Dalam aksi itu, massa membawa poster dan menyerukan dukungan bagi relawan kemanusiaan yang ditahan setelah kapal mereka dicegat tentara Israel di perairan internasional.
Koordinator aksi, Ridwan, meminta pemerintah Indonesia mengawal keselamatan relawan dan jurnalis asal Indonesia yang ikut dalam misi tersebut.

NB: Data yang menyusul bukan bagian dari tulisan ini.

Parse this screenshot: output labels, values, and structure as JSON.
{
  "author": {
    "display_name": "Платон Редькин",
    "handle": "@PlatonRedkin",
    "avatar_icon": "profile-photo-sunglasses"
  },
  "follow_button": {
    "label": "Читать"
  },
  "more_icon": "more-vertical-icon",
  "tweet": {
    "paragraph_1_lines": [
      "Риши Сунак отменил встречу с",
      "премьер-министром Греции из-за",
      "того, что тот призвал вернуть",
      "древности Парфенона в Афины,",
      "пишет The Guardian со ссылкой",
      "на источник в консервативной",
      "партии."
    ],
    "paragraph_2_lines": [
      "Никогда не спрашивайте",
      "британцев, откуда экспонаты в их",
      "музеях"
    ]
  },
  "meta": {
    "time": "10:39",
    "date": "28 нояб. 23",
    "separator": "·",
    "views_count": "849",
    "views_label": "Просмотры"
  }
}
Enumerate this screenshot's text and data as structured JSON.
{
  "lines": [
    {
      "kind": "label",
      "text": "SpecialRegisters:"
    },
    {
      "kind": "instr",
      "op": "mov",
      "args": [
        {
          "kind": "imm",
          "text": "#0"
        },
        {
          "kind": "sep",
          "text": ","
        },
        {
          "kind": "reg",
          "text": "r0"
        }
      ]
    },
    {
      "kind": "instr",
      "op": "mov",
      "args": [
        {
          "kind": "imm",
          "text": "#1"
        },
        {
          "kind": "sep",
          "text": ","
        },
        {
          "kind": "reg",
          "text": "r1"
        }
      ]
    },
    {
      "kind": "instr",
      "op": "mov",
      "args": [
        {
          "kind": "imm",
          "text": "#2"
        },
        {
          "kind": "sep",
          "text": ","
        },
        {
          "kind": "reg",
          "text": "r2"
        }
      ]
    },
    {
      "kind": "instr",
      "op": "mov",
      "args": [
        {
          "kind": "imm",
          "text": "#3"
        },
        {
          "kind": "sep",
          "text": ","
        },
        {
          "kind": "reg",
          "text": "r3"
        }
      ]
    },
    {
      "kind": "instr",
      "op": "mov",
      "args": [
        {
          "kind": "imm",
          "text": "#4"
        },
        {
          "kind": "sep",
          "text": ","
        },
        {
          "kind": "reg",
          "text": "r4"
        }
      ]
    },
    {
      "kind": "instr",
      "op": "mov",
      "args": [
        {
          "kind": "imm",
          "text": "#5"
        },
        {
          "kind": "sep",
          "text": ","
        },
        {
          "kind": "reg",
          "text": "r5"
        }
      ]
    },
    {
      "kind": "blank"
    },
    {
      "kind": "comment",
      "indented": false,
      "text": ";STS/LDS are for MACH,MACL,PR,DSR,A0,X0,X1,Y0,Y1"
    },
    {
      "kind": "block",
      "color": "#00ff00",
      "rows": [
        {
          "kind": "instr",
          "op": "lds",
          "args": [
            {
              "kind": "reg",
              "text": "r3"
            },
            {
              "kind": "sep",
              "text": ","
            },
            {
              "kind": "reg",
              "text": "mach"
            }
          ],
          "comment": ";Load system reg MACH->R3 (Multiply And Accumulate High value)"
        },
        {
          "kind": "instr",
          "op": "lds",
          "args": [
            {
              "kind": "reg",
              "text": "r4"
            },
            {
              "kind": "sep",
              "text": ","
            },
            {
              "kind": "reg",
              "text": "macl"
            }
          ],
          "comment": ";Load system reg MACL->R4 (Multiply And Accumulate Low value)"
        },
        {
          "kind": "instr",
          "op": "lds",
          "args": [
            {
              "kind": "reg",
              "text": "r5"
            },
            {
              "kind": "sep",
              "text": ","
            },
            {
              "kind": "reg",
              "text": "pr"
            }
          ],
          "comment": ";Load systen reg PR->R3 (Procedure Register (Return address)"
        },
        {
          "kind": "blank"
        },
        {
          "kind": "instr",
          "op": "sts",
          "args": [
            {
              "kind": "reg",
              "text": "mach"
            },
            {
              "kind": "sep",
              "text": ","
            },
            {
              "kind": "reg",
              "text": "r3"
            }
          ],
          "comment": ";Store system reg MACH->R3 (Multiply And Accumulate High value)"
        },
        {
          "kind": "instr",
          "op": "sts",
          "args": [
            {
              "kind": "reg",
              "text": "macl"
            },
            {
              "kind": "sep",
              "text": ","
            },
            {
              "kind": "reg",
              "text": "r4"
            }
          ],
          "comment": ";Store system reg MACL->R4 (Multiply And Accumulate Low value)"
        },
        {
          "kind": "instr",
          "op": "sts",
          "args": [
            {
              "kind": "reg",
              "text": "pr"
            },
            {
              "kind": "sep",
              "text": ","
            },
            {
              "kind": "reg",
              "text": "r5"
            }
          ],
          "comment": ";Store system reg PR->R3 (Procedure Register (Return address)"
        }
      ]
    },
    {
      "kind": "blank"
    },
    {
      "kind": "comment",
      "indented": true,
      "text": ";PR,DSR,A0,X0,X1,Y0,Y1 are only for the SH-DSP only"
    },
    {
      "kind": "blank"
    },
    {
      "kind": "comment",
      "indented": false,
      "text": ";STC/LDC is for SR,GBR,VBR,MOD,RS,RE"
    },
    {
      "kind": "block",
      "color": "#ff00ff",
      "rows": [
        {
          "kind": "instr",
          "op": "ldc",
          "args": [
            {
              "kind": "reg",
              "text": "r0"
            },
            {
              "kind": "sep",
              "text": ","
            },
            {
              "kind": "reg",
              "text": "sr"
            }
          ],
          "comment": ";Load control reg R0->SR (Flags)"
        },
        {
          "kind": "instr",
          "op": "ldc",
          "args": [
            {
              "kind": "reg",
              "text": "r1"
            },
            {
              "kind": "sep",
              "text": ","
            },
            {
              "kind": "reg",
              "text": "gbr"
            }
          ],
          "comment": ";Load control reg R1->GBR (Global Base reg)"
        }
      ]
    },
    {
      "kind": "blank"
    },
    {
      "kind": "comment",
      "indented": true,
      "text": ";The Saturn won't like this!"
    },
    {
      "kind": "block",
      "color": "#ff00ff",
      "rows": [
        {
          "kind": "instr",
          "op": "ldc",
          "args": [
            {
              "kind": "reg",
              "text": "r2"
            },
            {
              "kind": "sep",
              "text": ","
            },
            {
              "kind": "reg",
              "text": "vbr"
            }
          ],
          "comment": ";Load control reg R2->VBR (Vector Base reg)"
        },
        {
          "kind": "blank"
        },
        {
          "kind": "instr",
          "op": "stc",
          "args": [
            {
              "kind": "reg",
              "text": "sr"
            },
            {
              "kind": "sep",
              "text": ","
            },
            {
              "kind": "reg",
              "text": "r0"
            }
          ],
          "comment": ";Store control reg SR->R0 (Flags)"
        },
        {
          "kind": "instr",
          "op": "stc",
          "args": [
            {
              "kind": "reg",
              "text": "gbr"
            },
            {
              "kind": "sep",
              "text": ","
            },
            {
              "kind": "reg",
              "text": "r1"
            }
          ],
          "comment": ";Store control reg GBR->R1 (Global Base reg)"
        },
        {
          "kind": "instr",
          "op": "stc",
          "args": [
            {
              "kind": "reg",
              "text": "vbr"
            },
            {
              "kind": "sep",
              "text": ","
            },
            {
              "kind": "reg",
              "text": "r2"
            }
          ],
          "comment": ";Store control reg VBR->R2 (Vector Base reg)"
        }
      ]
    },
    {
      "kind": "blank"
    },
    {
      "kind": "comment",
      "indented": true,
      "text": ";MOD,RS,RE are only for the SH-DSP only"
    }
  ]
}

“Ini dalam rangka menuntut pemerintah Indonesia untuk tetap turut menjaga aktivis asal Indonesia yang tergabung dalam Global Sumud Flotilla,” kata Ridwan di sela aksi.
Menurut Ridwan, terdapat sembilan relawan dalam rombongan kemanusiaan tersebut. Empat orang di antaranya dikabarkan telah ditahan oleh Israel.
“Ada sembilan relawan dan empat di antaranya kabar terakhir sudah diculik oleh Israel,” ujarnya.
Ridwan juga mendesak pemerintah Indonesia bersikap tegas terhadap Israel serta meninjau kembali keputusan bergabung dalam Board of Peace (BOP).
“Pertama, meninjau kembali keputusan bergabung ke BOP karena salah satu anggota BOP disebut menculik aktivis Indonesia yang akan ke Gaza membawa bantuan,” kata dia.
Selain itu, ia meminta pemerintah mengambil langkah diplomatik terkait penahanan relawan kemanusiaan tersebut.
Aksi solidaritas diikuti berbagai elemen masyarakat, mulai dari aktivis pelajar hingga warga umum. Mereka menyatakan akan terus mengawal isu tersebut hingga seluruh relawan dan jurnalis dibebaskan.